(Bloomberg) --

As the European Central Bank waits for the spike in euro-area inflation to moderate, its staff is proving less patient.

The institution’s trade union -- known as the International and European Public Services Organisation, or IPSO -- is demanding that this year’s general salary adjustments for staff be topped up. The ECB’s proposed raise of 1.3% “no longer protects our salaries against inflation,” IPSO wrote last week in an email to employees that was obtained by Bloomberg.

While the ECB targets medium-term inflation of 2%, prices in Germany -- where the ECB is based and many of its staff live -- are likely to surge close to 6% this month, the Bundesbank warned this week. IPSO argued that the discrepancy between suggested pay raises and the cost of living will result in a “permanent loss in purchasing power” for staff.

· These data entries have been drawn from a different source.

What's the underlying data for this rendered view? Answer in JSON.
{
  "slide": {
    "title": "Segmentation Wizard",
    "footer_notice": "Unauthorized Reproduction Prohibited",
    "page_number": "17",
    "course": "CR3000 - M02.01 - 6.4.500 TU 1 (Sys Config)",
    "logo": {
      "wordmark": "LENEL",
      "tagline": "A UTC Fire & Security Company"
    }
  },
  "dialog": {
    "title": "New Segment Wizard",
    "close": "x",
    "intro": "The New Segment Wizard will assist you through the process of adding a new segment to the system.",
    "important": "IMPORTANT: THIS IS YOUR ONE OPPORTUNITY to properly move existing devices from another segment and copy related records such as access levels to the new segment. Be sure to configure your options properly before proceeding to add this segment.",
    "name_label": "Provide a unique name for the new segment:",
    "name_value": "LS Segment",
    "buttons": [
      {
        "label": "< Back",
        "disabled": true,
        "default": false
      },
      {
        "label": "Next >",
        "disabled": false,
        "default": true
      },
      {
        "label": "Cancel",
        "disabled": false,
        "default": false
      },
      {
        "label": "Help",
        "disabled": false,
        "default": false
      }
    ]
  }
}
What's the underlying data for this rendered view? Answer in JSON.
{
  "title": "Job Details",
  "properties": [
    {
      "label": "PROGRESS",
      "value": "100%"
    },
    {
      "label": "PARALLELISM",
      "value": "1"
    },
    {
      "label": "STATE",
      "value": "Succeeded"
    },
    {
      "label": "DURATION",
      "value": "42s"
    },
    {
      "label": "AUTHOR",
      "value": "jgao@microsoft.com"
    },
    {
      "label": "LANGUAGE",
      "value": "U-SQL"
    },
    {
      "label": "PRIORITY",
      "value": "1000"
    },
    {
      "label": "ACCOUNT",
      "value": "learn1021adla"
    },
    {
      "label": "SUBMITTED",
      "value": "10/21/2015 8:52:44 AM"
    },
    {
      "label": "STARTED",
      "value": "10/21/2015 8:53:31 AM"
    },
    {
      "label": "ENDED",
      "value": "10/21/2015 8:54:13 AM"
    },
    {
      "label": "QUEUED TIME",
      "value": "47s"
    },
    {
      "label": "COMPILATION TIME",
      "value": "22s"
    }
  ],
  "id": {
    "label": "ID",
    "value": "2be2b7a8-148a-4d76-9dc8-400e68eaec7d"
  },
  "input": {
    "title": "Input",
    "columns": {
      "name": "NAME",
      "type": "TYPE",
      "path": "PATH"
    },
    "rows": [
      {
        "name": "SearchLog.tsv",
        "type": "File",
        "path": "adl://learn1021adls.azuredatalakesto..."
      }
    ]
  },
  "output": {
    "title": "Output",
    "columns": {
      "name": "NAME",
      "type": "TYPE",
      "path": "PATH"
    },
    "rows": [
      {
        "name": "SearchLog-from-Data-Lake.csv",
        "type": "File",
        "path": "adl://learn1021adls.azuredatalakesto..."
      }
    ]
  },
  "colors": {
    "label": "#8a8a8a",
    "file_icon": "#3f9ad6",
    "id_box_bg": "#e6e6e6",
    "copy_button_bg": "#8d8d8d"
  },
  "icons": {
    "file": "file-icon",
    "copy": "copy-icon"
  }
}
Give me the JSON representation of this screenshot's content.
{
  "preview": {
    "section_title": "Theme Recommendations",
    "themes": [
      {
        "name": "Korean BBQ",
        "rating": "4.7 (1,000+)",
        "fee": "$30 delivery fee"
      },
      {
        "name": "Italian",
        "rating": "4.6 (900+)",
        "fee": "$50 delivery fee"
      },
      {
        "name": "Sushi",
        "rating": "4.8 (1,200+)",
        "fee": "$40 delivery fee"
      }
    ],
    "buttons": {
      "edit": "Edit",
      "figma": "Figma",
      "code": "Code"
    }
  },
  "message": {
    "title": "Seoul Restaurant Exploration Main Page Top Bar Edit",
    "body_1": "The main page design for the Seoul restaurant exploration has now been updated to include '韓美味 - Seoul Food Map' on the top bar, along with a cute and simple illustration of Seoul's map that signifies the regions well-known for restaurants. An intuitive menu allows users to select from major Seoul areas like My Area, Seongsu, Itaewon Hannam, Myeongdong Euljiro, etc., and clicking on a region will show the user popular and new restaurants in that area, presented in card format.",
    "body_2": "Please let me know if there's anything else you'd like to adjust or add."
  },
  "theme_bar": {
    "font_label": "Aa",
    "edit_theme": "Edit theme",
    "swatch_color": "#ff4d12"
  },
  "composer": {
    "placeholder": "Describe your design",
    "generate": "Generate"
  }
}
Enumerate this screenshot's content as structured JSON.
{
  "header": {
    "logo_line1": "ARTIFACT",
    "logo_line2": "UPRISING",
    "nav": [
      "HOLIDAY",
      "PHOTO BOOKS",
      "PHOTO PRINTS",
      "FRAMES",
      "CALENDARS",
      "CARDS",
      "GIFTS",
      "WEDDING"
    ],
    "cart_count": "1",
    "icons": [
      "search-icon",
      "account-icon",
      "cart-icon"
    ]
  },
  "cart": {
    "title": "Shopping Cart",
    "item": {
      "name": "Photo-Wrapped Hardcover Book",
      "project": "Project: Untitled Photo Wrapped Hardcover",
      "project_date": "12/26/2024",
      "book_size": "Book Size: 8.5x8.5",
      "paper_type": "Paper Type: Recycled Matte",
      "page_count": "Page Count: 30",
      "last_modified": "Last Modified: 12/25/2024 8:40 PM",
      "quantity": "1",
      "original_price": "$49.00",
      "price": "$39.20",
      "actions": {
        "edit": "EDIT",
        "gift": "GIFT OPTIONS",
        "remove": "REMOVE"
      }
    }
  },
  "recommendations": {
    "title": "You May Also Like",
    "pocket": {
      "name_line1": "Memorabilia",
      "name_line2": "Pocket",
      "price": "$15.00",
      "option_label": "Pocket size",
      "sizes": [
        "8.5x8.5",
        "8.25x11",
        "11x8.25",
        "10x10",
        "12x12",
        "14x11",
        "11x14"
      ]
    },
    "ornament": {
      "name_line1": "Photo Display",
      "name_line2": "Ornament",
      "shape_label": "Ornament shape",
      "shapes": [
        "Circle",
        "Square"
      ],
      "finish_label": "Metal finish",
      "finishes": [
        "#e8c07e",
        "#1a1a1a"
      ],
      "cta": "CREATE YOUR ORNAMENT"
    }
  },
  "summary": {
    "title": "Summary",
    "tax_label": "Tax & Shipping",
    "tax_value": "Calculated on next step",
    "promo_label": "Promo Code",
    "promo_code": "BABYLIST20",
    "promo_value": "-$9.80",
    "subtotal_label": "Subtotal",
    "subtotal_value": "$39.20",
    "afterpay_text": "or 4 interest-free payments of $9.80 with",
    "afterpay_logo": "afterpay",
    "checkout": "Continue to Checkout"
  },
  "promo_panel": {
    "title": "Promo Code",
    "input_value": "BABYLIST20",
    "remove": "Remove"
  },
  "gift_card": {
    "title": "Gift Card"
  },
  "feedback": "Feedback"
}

“Even if the rise in inflation could be of a temporary nature -- which we all hope -- we have no guarantee to recoup our losses,” the email stated. “The ECB is not able (or willing?) to protect its own staff against the impact of inflation!”

ECB employees currently rely on a salary-adjustment methodology based on wage developments at national central banks and other European institutions, rather than linked to the location where they’re based.

That system is used “because it allows to maintain a close link with the salary developments of the national central banks of the member states, particularly those within the euro area,” an ECB spokesperson said.

Indexation Shift

IPSO, whose demands were first reported Tuesday evening by Politico, is arguing in favor of an indexation mechanism -- linking wage gains to inflation in either Germany or the euro area -- to eliminate possible tensions.

Such an approach could be viewed as troubling by policy makers, who fear wages across the region’s economies may rise too rapidly and cause higher prices to become more persistent. At a European Parliament hearing last week, ECB President Christine Lagarde called the transition away from indexation systems since the 1970s “an improvement.” 

But that shift, combined with trade unions’ reduced bargaining power, is also likely to have contributed to subdued wage and price developments over the past decade, during which the ECB embarked on unprecedented stimulus to ward off deflation risks.

“We don’t create inflation or a wage-price spiral if we align ECB staff salary with inflation,” Carlos Bowles, vice president of IPSO and an economist at the ECB, said when asked about the demands. “If the ECB has any role to play in inflation, it is via its monetary policy, not via the mechanism used to adjust the salary of its staff.”